渓流釣りの様子も、楽しみにしています🎵❕
彩雲
2020年06月17日 15:12
櫻島 さま
こんにちは♪

残念ながら最高の時季は逸してしまいましたが、それでも多くの草花にも会うことができました。
このオドリコソウも、これまで見たそれとは異なる可愛らしく印象的な花でした。

クリンソウはシーズン終盤でしたが、鮮紫桃色や白色の残り花を目にすることができました。

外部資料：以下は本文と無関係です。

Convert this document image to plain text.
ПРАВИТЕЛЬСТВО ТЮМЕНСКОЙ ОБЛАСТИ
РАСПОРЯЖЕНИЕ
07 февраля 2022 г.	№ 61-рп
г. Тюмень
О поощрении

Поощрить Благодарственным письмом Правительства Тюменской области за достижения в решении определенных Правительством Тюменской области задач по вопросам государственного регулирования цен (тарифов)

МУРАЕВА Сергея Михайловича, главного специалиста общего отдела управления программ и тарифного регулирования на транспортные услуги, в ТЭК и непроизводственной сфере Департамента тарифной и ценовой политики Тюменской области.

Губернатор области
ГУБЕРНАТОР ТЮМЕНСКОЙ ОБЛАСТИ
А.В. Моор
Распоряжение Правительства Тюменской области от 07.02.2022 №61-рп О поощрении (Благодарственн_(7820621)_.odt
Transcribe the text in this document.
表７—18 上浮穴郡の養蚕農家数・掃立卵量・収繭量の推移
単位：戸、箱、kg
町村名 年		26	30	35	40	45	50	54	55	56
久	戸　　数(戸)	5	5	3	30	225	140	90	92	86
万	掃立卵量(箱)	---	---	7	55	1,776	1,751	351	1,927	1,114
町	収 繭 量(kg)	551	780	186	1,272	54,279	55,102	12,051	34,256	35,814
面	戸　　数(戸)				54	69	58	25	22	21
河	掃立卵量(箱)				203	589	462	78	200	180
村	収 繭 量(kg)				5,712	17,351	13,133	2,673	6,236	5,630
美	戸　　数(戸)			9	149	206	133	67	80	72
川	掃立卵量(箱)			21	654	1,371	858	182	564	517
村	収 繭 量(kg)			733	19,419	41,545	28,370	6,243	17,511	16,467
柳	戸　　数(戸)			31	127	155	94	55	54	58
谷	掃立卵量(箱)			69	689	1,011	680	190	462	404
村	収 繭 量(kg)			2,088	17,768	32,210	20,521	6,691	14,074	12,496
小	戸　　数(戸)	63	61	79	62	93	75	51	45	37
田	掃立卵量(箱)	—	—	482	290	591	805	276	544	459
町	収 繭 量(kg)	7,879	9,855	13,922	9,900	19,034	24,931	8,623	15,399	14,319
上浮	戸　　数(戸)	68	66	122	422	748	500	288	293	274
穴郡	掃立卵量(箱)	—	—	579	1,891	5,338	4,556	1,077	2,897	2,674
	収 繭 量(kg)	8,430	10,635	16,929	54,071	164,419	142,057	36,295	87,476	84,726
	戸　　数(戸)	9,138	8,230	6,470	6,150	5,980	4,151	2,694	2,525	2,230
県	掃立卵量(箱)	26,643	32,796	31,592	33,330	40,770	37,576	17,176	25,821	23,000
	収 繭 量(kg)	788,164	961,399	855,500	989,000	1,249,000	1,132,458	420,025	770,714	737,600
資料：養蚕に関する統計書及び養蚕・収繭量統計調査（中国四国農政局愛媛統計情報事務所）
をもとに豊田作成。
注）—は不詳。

渓流は渇水状態で、連日快晴の中、イワナの37センチを頭に良型が連続して竿を絞るので増水したらどうなることかと思うほどでしたが、食用とする手ごろサイズを一部キープしただけで釣り上げた殆どを流れに戻しました。
十二分に堪能させて頂いてきました。
2020年06月17日 23:45
こんばんは!
オドリコソウは奥山では6月に咲くんですね。平地では4月下旬頃に咲いていました。こちらでは白花が群生し、たまにピンクの花が咲いていました。
名前のように輪になって踊っているようで可愛いですね。
彩雲
2020年06月18日 08:26
eko さま
おはようございます♬

東北の山奥では、鬱蒼とした原生林の林床に繁茂する緑の草の中に、ポツンポツンと点在して咲いていました。
オドリコソウの声が聞こえてきそうな、実に印象的な風情を醸しておりました。
淡いピンクの花ばかりで、白花はありそうでありませんでした。

コメントありがとうございました。